Bridges On The Coquet


"Across the river lies Warkworth, one of the most exciting small towns in Britain, graced with a medieval bridge and toll house, a castle of great distinction, a Norman church, and the Hermitage, cut out of the solid rocks on the river bank."

The Companion Guide To Northumbria. Edward Grierson. 1976.

The new bridge, just east of the old, was constructed in the mid-1960s as the old bridge had long been a serious bottleneck to traffic owing to the very restricted width (11 feet) and the gatehouse at the south end. The new bridge is of concrete and steel with concrete cutwaters and is wide enough (45 feet) for two lanes of traffic and carries the A1068 road between Amble (via Warkworth) to Alnwick. Girders came from Middlesbrough and the facing stones used on the retaining wall on the north side (seen in the two lower photographs) was partly constructed using stones reclaimed from the demolished Longhoughton railway station (closed 1962) a few miles north.
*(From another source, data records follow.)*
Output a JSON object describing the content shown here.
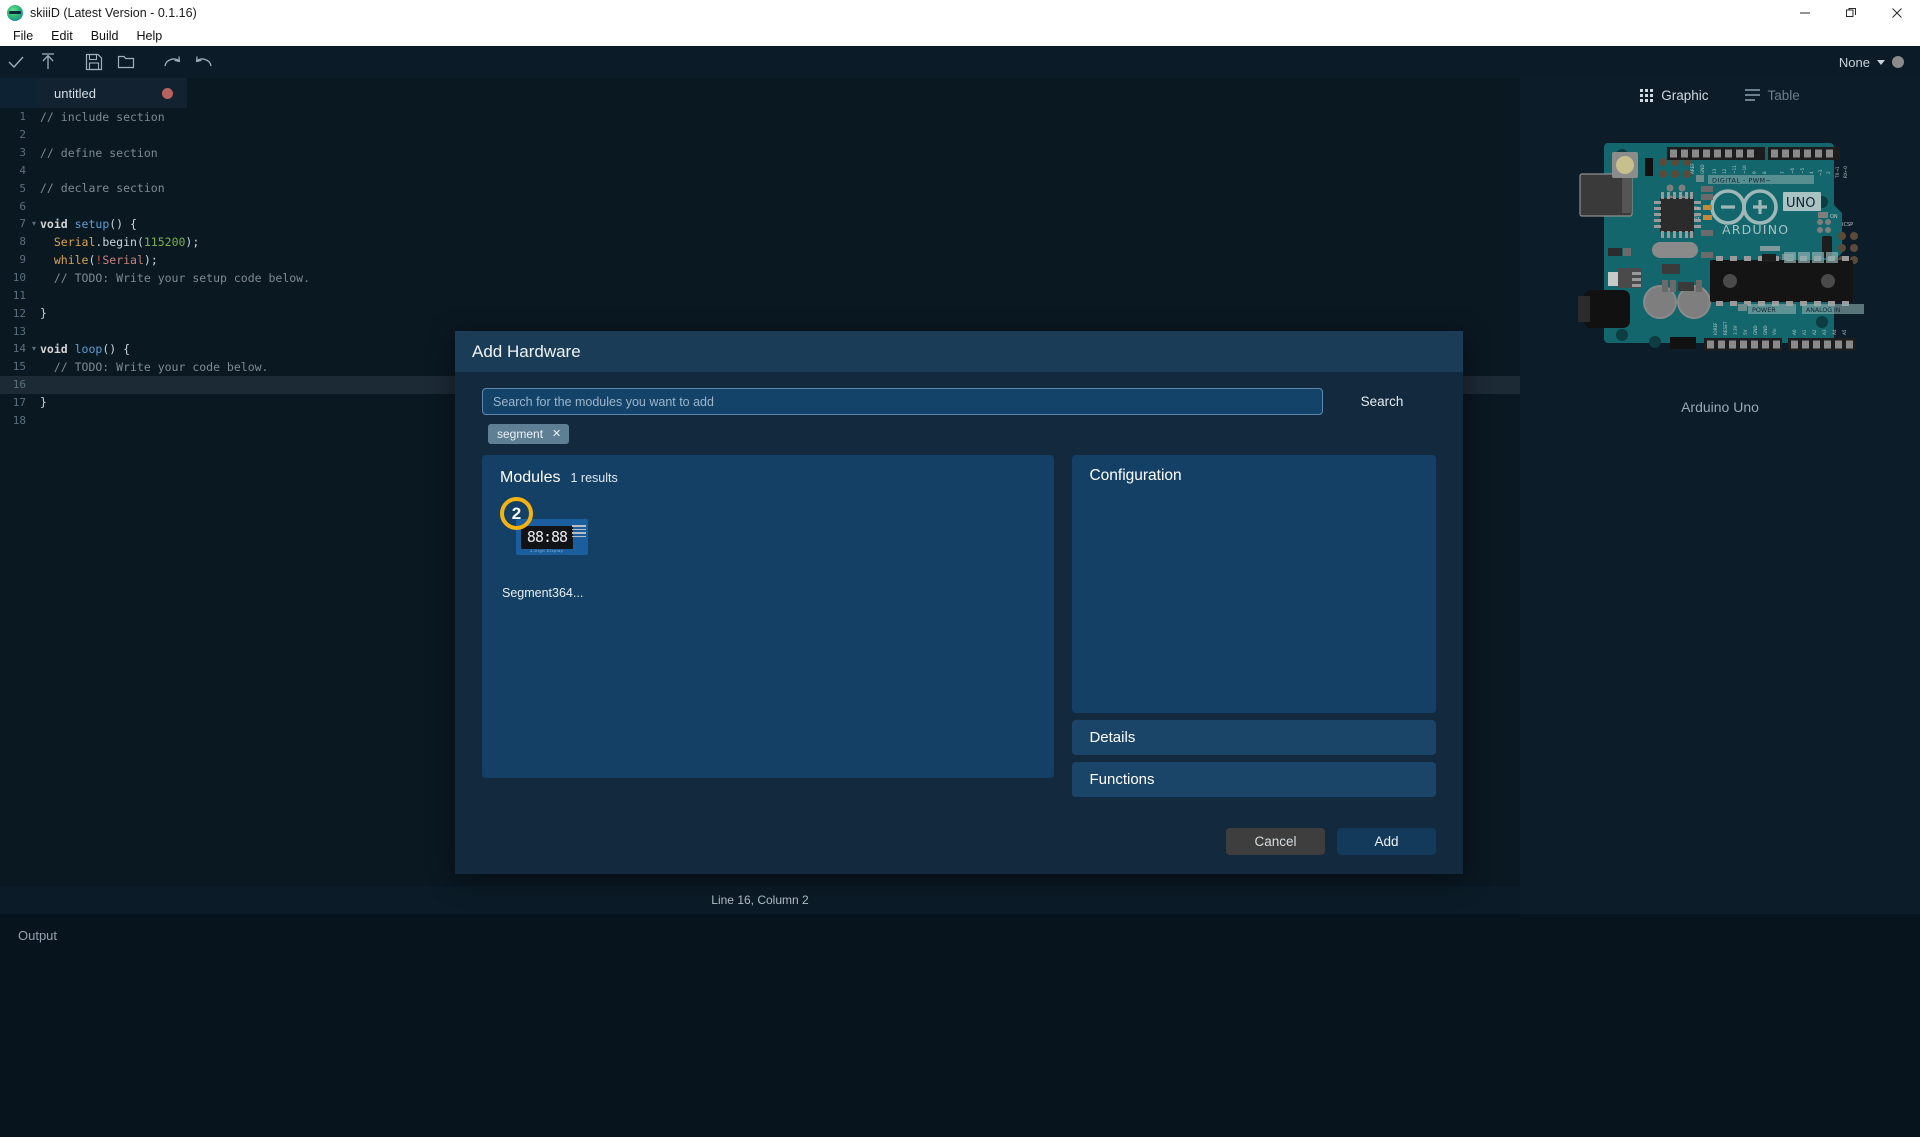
{
  "window": {
    "title": "skiiiD (Latest Version - 0.1.16)",
    "logo_icon": "skiiid-logo-icon",
    "minimize_icon": "minimize-icon",
    "maximize_icon": "maximize-icon",
    "close_icon": "close-icon"
  },
  "menu": {
    "items": [
      {
        "label": "File"
      },
      {
        "label": "Edit"
      },
      {
        "label": "Build"
      },
      {
        "label": "Help"
      }
    ]
  },
  "toolbar": {
    "buttons": [
      {
        "name": "verify-button",
        "icon": "checkmark-icon"
      },
      {
        "name": "upload-button",
        "icon": "upload-arrow-icon"
      },
      {
        "name": "save-button",
        "icon": "floppy-disk-icon"
      },
      {
        "name": "open-folder-button",
        "icon": "folder-icon"
      },
      {
        "name": "redo-button",
        "icon": "redo-arrow-icon"
      },
      {
        "name": "undo-button",
        "icon": "undo-arrow-icon"
      }
    ],
    "port_label": "None",
    "port_caret_icon": "chevron-down-icon",
    "port_status_icon": "status-dot-icon"
  },
  "editor": {
    "tab": {
      "name": "untitled",
      "dirty_icon": "unsaved-dot-icon"
    },
    "active_line": 16,
    "lines": [
      {
        "n": 1,
        "fold": "",
        "tokens": [
          {
            "t": "// include section",
            "c": "c-com"
          }
        ]
      },
      {
        "n": 2,
        "fold": "",
        "tokens": []
      },
      {
        "n": 3,
        "fold": "",
        "tokens": [
          {
            "t": "// define section",
            "c": "c-com"
          }
        ]
      },
      {
        "n": 4,
        "fold": "",
        "tokens": []
      },
      {
        "n": 5,
        "fold": "",
        "tokens": [
          {
            "t": "// declare section",
            "c": "c-com"
          }
        ]
      },
      {
        "n": 6,
        "fold": "",
        "tokens": []
      },
      {
        "n": 7,
        "fold": "▾",
        "tokens": [
          {
            "t": "void ",
            "c": "c-kw"
          },
          {
            "t": "setup",
            "c": "c-fn"
          },
          {
            "t": "() {",
            "c": "c-pl"
          }
        ]
      },
      {
        "n": 8,
        "fold": "",
        "tokens": [
          {
            "t": "  ",
            "c": "c-pl"
          },
          {
            "t": "Serial",
            "c": "c-obj"
          },
          {
            "t": ".begin(",
            "c": "c-pl"
          },
          {
            "t": "115200",
            "c": "c-num"
          },
          {
            "t": ");",
            "c": "c-pl"
          }
        ]
      },
      {
        "n": 9,
        "fold": "",
        "tokens": [
          {
            "t": "  ",
            "c": "c-pl"
          },
          {
            "t": "while",
            "c": "c-ctl"
          },
          {
            "t": "(",
            "c": "c-pl"
          },
          {
            "t": "!",
            "c": "c-bang"
          },
          {
            "t": "Serial",
            "c": "c-id"
          },
          {
            "t": ");",
            "c": "c-pl"
          }
        ]
      },
      {
        "n": 10,
        "fold": "",
        "tokens": [
          {
            "t": "  // TODO: Write your setup code below.",
            "c": "c-com"
          }
        ]
      },
      {
        "n": 11,
        "fold": "",
        "tokens": []
      },
      {
        "n": 12,
        "fold": "",
        "tokens": [
          {
            "t": "}",
            "c": "c-pl"
          }
        ]
      },
      {
        "n": 13,
        "fold": "",
        "tokens": []
      },
      {
        "n": 14,
        "fold": "▾",
        "tokens": [
          {
            "t": "void ",
            "c": "c-kw"
          },
          {
            "t": "loop",
            "c": "c-fn"
          },
          {
            "t": "() {",
            "c": "c-pl"
          }
        ]
      },
      {
        "n": 15,
        "fold": "",
        "tokens": [
          {
            "t": "  // TODO: Write your code below.",
            "c": "c-com"
          }
        ]
      },
      {
        "n": 16,
        "fold": "",
        "tokens": []
      },
      {
        "n": 17,
        "fold": "",
        "tokens": [
          {
            "t": "}",
            "c": "c-pl"
          }
        ]
      },
      {
        "n": 18,
        "fold": "",
        "tokens": []
      }
    ]
  },
  "statusbar": {
    "text": "Line 16, Column 2"
  },
  "output": {
    "label": "Output"
  },
  "hardware_panel": {
    "tabs": [
      {
        "label": "Graphic",
        "icon": "grid-icon",
        "active": true
      },
      {
        "label": "Table",
        "icon": "list-icon",
        "active": false
      }
    ],
    "board_caption": "Arduino Uno",
    "board": {
      "brand": "ARDUINO",
      "model": "UNO",
      "header_digital": "DIGITAL  -  PWM~",
      "header_power": "POWER",
      "header_analog": "ANALOG IN",
      "label_on": "ON",
      "label_icsp": "ICSP",
      "label_tx": "TX",
      "label_rx": "RX",
      "digital_pins": [
        "AREF",
        "GND",
        "13",
        "12",
        "~11",
        "~10",
        "9",
        "8",
        "7",
        "~6",
        "~5",
        "4",
        "~3",
        "2",
        "TX→1",
        "RX←0"
      ],
      "power_pins": [
        "IOREF",
        "RESET",
        "3.3V",
        "5V",
        "GND",
        "GND",
        "Vin"
      ],
      "analog_pins": [
        "A0",
        "A1",
        "A2",
        "A3",
        "A4",
        "A5"
      ]
    },
    "add_button_icon": "plus-icon"
  },
  "modal": {
    "title": "Add Hardware",
    "search": {
      "placeholder": "Search for the modules you want to add",
      "value": "",
      "button_label": "Search"
    },
    "chips": [
      {
        "label": "segment",
        "remove_icon": "x-icon"
      }
    ],
    "modules": {
      "title": "Modules",
      "count_label": "1 results",
      "items": [
        {
          "label": "Segment364...",
          "badge": "2",
          "thumb_digits": "88:88",
          "thumb_footer": "4-Digit Display",
          "thumb_icon": "seven-segment-display-icon"
        }
      ]
    },
    "configuration": {
      "title": "Configuration"
    },
    "accordions": [
      {
        "label": "Details"
      },
      {
        "label": "Functions"
      }
    ],
    "actions": {
      "cancel_label": "Cancel",
      "add_label": "Add"
    }
  },
  "colors": {
    "app_bg": "#08141d",
    "editor_bg": "#0a1822",
    "modal_bg": "#13293d",
    "modal_header": "#1b3c56",
    "pane_bg": "#144066",
    "accent_badge": "#f5b312",
    "chip_bg": "#5f7f94",
    "dirty_dot": "#b8625f"
  }
}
Good views of the old bridge and the river are obtained from this bridge, and the castle can be seen standing at the top of the hill. On the south side a road called The Butts leads past the Schoolhouse of 1736 and thence along the riverbank and uphill to the castle.

Three quarters of a mile downstream is a dam or weir, built to prevent fishing on the tidal stretch of the river.

 Warkworth New Bridge

Constructed - 1965
Type - beam, concrete and steel, 2 span.
Position: Warkworth, Northumberland.